Menurutnya JKP, yang diregulasikan satu tahun yang lalu setelah UU Cipta Kerja diberlakukan, lebih dilihat semacam pengaman sosial ketika waktu itu pemerintah mengeluarkan kebijakan mengurangi jumlah pesangon. "Tapi sekarang dikaitkan dengan JHT. Itu sangat tidak tepat," ujar Hadi.

Akumulasi kekecewaan pekerja

Sementara itu Emelia Yanti Siahaan selaku Sekjen Gabungan Serikat Buruh Indonesia, memahami suara-suara penolakan dari kalangan pekerja dan juga masyarakat.

Dalam pantauan BBC Indonesia dalam dua hari terakhir sudah lebih dari 300.000 warganet yang mendukung petisi online "bersama-sama untuk tolak dan #BatalkanPermenakerNomor 2/2022 tentang Tata Cara dan Persyaratan Pembayaran Manfaat Jaminan Hari Tua."

"Ini akumulasi dari situasi yang terjadi belakangan ini. Pandemi telah memerosotkan penghidupan kawan-kawan buruh. Lalu dalam dua tahun terakhir juga, untuk kenaikan upah mereka juga merasakan betul bagaimana dampak dari UU Cipta Kerja terhadap nilai kenaikan upah buruh," ujar Emelia.

Bagi dia, sangat wajar kalangan buruh berharap tabungan atau Jaminan Hari Tua yang sudah mereka bayarkan semasa bekerja selama belasan atau puluhan tahun dapat diakses dan dicairkan sewaktu-waktu, baik ketika kena PHK maupun ketika dihadapkan pada kebutuhan mendesak, Sebab, bagaimanapun itu adalah uang mereka.

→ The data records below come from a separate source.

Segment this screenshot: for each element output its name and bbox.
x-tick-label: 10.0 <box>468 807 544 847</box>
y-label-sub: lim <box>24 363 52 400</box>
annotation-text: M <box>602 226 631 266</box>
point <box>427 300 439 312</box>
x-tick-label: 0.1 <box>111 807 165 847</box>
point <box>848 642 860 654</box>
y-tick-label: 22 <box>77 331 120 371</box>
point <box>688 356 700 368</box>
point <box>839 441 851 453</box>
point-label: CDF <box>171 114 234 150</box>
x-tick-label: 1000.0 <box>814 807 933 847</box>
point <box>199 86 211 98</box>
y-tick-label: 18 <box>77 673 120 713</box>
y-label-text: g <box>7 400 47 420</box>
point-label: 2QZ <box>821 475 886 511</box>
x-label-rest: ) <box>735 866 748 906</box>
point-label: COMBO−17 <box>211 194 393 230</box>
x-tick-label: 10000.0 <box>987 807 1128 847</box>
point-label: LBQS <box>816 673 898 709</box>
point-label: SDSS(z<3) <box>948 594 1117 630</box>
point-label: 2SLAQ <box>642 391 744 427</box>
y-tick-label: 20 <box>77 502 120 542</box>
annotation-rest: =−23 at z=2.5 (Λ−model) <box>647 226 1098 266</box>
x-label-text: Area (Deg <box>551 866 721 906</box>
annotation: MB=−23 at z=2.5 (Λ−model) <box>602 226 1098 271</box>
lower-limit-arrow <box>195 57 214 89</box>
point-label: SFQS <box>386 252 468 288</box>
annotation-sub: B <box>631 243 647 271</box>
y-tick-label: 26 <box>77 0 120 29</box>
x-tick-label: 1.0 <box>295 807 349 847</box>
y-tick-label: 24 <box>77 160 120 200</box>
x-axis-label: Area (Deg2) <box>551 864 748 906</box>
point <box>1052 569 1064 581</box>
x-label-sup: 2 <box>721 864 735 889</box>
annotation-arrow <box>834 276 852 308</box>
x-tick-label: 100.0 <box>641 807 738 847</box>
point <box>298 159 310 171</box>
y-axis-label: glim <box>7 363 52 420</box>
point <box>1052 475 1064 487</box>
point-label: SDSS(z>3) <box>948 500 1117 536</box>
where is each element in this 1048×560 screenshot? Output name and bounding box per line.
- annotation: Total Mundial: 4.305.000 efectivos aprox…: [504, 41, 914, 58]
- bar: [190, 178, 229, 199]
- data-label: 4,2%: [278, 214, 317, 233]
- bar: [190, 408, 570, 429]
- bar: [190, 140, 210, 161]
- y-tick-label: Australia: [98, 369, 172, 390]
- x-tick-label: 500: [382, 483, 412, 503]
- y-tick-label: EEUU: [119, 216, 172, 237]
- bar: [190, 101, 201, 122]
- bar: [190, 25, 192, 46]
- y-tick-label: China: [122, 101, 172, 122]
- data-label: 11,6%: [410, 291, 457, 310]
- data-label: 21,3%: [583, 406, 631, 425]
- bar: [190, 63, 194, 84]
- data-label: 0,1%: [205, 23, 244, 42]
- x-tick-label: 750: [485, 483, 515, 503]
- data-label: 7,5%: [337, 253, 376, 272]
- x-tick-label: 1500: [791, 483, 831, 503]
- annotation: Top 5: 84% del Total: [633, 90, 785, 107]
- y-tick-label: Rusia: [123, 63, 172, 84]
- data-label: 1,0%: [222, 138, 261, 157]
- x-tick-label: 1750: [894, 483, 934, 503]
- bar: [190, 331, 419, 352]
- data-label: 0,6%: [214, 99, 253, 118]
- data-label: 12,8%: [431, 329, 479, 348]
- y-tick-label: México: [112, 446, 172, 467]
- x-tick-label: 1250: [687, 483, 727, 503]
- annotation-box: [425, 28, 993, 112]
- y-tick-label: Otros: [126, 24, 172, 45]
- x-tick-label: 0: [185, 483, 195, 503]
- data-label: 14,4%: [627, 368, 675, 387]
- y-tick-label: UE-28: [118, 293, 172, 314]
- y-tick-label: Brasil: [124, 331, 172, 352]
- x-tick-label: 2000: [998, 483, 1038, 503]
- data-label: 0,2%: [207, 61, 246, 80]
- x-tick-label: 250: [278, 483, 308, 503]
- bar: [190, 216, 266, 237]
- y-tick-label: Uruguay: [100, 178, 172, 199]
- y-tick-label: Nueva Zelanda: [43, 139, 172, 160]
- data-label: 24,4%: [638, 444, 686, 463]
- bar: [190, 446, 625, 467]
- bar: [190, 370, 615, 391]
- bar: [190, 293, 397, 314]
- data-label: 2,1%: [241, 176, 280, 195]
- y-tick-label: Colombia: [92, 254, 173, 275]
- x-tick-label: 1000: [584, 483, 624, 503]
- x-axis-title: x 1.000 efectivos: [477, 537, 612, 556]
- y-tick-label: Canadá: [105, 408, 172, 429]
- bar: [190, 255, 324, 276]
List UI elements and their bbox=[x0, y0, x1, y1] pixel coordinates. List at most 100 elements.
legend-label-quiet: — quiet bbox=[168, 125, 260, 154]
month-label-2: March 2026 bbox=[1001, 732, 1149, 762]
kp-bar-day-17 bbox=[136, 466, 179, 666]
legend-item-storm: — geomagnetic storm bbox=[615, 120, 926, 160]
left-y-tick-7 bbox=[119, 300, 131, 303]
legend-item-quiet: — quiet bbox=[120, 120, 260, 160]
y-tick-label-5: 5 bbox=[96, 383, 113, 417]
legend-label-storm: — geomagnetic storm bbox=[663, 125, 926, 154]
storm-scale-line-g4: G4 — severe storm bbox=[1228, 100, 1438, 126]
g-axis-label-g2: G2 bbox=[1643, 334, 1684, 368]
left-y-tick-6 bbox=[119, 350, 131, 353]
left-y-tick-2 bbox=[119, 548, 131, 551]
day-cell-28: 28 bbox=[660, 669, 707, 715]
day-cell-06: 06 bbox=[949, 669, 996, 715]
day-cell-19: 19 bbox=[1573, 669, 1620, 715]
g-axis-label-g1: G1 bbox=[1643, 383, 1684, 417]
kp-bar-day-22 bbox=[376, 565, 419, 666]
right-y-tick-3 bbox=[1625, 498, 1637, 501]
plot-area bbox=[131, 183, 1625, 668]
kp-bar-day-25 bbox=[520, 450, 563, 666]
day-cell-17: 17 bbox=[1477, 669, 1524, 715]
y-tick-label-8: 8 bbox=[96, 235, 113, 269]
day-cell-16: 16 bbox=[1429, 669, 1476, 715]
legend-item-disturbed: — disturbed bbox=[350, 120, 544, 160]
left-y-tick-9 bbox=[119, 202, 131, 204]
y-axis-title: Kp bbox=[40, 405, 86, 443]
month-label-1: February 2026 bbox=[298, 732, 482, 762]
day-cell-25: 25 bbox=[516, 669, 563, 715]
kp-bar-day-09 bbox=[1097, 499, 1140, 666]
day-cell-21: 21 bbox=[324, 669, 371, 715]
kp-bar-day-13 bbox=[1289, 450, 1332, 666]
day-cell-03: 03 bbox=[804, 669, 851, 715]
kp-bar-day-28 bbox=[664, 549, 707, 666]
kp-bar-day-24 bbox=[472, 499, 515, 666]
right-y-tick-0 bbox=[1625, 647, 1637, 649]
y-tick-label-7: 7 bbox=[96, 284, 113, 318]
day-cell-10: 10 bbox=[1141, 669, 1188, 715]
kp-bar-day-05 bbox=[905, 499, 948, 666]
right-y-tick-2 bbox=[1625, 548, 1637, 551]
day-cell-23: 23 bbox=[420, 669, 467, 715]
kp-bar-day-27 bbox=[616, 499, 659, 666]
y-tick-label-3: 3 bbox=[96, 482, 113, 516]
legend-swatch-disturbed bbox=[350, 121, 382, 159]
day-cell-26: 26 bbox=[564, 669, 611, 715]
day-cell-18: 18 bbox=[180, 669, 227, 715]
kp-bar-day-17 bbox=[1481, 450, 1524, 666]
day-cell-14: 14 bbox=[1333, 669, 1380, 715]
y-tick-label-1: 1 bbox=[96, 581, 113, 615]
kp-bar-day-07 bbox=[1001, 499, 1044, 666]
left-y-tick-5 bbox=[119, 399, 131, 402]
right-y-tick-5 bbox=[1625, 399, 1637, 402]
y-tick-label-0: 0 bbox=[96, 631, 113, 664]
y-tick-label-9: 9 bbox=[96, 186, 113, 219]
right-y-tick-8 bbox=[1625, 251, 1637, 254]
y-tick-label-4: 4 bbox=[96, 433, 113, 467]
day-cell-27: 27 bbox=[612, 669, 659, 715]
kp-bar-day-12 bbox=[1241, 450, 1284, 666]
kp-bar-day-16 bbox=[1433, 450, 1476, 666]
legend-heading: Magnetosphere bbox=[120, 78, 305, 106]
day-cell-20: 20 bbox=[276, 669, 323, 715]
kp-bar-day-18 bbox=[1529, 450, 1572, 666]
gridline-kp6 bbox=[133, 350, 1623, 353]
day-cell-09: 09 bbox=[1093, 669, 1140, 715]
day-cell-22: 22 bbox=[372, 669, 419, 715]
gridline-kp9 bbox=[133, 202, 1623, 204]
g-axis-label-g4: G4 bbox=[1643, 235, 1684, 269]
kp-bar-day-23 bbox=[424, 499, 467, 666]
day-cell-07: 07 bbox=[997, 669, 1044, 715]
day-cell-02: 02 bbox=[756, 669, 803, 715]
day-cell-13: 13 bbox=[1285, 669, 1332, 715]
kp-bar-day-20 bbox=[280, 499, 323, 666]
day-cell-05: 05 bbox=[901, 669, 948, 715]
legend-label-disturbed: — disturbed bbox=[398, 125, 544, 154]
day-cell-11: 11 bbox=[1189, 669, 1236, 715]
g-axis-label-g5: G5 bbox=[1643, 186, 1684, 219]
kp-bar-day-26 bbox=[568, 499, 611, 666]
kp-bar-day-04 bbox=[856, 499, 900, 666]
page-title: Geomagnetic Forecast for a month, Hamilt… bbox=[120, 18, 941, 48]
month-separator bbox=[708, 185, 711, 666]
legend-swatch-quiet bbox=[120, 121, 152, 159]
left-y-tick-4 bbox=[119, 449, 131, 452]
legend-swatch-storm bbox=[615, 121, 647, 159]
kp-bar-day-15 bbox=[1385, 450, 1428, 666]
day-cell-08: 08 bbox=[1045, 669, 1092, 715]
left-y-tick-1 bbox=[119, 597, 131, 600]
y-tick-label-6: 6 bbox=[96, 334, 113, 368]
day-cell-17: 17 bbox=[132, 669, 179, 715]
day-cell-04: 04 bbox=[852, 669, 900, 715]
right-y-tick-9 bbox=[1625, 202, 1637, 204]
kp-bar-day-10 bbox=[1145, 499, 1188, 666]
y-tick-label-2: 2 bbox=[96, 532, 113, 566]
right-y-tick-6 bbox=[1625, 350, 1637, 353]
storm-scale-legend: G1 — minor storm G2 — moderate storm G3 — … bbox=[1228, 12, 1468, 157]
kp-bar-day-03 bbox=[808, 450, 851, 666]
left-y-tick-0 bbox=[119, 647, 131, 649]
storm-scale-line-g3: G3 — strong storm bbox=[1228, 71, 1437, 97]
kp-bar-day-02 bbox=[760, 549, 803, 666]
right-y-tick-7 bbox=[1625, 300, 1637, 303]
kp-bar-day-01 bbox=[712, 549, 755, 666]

"Lalu saat muncul Permenaker No.2 Tahun 2002 yang mengubah masa waktu pengambilan JHT, muncul respons dari kawan-kawan buruh: 'mengapa kami dibatasi untuk mengambil uang kami sendiri?'.

"Ini menunjukkan bahwa Permenaker ini atau pemerintah dalam membuat peraturan turunan dari UU Sistem Jaminan Sosial Nasional ini tidak memahami situasi yang dihadapi oleh kawan-kawan buruh," tutupnya.